Symbolic speech also includes acts of silent protest, like burning the American flag in objection to a declaration of war or holding an anti-government sign in a public park. Although sometimes incendiary, symbolic speech is well protected under the Constitution, because it affords the public an avenue through which to question the bounds of legislative authority.

However, the freedom of speech has its limitations. Generally, words or acts that cause direct or potential physical, emotional or financial harm to an individual or institution are not covered under the First Amendment.

For example, citizens do not have the right to libel, defame or slander one another. Nor does the freedom of speech allow someone to incite actions that could harm others, like shouting ‘fire’ in a crowded room.

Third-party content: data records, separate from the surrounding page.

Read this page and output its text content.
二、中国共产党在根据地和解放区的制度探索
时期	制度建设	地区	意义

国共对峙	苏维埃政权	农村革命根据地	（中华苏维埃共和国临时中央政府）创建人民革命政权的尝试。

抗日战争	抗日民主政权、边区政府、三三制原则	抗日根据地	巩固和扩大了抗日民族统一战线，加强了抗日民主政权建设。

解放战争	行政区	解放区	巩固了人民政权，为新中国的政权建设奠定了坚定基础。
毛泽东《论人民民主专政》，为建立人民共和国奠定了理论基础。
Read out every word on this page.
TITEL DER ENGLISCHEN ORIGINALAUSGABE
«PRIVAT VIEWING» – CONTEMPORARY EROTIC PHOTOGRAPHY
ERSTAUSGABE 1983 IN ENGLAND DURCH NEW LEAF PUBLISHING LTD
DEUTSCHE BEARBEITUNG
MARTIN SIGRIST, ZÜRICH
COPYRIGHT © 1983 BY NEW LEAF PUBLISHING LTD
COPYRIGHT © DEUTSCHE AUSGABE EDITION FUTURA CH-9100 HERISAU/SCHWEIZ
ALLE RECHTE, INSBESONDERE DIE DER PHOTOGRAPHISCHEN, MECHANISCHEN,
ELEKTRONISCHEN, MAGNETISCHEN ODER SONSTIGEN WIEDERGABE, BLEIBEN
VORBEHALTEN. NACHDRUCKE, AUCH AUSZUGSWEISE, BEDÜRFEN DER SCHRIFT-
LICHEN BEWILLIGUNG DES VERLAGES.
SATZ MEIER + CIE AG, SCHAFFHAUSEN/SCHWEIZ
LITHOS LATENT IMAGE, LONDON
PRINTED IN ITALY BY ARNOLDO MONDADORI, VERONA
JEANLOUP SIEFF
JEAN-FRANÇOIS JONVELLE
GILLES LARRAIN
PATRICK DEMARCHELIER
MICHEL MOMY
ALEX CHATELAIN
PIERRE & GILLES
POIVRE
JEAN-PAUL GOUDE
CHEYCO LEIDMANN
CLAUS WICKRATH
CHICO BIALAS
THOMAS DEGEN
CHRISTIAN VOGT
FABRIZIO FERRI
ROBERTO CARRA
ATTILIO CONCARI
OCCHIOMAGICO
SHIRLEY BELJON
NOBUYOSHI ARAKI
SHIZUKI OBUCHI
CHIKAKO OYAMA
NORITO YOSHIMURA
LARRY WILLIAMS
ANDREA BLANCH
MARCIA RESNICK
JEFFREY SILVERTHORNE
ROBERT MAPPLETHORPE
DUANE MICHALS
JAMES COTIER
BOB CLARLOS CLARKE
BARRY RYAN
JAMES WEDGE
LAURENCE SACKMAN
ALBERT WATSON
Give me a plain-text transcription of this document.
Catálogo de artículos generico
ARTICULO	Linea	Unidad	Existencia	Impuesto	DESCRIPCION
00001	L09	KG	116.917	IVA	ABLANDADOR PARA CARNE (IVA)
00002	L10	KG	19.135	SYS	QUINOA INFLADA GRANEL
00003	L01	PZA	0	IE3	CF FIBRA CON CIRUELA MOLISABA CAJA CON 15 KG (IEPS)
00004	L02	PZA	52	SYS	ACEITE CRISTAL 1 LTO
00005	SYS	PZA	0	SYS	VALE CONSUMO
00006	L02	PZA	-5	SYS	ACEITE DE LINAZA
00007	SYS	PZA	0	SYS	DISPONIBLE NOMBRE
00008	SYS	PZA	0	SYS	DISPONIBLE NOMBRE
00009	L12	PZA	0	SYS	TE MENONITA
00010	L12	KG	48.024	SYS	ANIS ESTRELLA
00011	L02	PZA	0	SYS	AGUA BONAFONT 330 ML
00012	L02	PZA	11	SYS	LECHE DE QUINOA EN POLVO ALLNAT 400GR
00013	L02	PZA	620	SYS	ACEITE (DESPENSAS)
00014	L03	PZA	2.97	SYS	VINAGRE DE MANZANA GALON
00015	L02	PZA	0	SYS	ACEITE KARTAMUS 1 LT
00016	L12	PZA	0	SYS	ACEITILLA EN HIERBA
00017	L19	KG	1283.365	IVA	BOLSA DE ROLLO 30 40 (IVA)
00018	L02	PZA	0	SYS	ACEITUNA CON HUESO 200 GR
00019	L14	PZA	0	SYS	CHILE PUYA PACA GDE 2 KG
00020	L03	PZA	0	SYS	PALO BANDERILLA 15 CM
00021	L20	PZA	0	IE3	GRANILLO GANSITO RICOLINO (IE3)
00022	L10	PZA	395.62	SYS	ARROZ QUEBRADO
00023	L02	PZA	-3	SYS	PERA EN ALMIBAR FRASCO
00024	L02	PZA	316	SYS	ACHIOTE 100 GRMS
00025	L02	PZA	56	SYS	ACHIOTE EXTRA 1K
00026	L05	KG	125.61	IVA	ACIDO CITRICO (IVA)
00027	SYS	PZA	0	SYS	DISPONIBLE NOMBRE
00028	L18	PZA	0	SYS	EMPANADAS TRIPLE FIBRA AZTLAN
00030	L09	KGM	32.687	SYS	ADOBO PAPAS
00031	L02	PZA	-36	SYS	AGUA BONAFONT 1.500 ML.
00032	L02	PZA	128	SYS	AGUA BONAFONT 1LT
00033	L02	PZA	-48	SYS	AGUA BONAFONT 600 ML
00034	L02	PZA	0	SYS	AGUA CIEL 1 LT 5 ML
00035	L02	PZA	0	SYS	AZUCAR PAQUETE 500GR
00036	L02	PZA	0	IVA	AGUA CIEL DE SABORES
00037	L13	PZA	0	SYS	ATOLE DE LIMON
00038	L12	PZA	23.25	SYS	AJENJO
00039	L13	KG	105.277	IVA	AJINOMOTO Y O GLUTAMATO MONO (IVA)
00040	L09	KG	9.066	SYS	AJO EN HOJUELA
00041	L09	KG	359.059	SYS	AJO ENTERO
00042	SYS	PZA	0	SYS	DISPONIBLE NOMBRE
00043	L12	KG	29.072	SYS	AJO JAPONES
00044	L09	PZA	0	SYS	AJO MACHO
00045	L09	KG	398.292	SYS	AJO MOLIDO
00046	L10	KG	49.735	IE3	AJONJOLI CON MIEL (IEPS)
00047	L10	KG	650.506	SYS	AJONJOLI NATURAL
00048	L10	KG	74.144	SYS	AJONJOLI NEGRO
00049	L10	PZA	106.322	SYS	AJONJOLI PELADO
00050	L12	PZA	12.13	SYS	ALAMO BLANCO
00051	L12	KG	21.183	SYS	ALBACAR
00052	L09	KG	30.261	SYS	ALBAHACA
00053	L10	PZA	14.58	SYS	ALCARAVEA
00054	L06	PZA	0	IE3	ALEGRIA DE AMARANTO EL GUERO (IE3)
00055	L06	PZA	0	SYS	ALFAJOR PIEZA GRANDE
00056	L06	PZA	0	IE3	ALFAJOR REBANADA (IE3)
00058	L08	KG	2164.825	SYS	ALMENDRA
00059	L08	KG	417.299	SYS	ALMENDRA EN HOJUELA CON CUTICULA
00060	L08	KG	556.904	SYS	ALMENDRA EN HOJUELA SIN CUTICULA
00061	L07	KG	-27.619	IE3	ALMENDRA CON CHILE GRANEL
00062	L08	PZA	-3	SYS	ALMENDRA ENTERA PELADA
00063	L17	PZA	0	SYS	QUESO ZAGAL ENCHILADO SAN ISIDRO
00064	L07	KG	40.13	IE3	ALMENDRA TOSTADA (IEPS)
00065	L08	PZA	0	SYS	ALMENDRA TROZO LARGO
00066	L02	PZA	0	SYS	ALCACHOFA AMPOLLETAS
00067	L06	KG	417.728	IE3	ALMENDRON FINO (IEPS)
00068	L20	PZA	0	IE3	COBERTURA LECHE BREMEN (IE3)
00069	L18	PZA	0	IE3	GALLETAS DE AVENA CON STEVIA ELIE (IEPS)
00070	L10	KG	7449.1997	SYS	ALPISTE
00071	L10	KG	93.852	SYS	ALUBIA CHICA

Based on the 1942 Supreme Court case Chaplinsky vs. New Hampshire, 315 U.S. 568, ‘fighting words’ are also precluded from protection under the First Amendment. The Supreme Court defines ‘fighting words’ as remarks that “by their utterance, inflict injury or tend to incite an immediate breach of peace.”

The Brandenburg test is used to determine when the government may prohibit speech advocating the use of force or crime. If the objectionable speech satisfies both elements of the two-part test, then it can be deemed ‘fighting words.’

According to Cornell Law School, the Brandenburg test includes the following criteria:

• The speech is ‘directed to inciting or producing imminent lawless action.’

• The speech is ‘likely to incite or produce such action.’

Therefore, a person does not have the right to tell a torch-wielding mob, “Burn down the courthouse!” Such a provocation would fundamentally spur an act of public violence, thereby failing the Brandenburg test.

Like slander or fighting words, obscenity is also a category of self-expression not covered by the First Amendment, and all 50 states have individual laws controlling inappropriate material.

That being said, licentious materials or depictions — normally speech or physical expressions of an artistic nature — may be restricted in terms of time, place and manner, but are still protected by the First Amendment. For example, a sexually explicit portrait can hang without censure in a public museum, but the same picture would likely be considered inappropriate for public display outside of a museum.

The freedom of self-expression serves many important functions in the political landscape of the United States. It helps everyday people hold their government accountable, it gives individuals the ability to boldly express themselves and it protects the populace from undue, legislative reproach.

When Reynaud considers the freedom of speech, the first thing that comes to his mind is being able to say to somebody ‘God loves you.’

“And there’s nothing they can do about it,” he said.

Free speech has been responsible, in part, for the advancement of many important American social movements, like the early 20-century fight for universal suffrage and the civil rights crusades of the 1950s and ‘60s. And it continues to encourage modern, community reform across the country.

Benjamin Franklin once said, “Whoever would overthrow the liberty of a nation must begin by subduing the freeness of speech.”

As long as Americans continue to cherish their rights and rail against institutions that seek to limit public freedoms, the United States will go on standing as an unyielding bastion of civil liberty.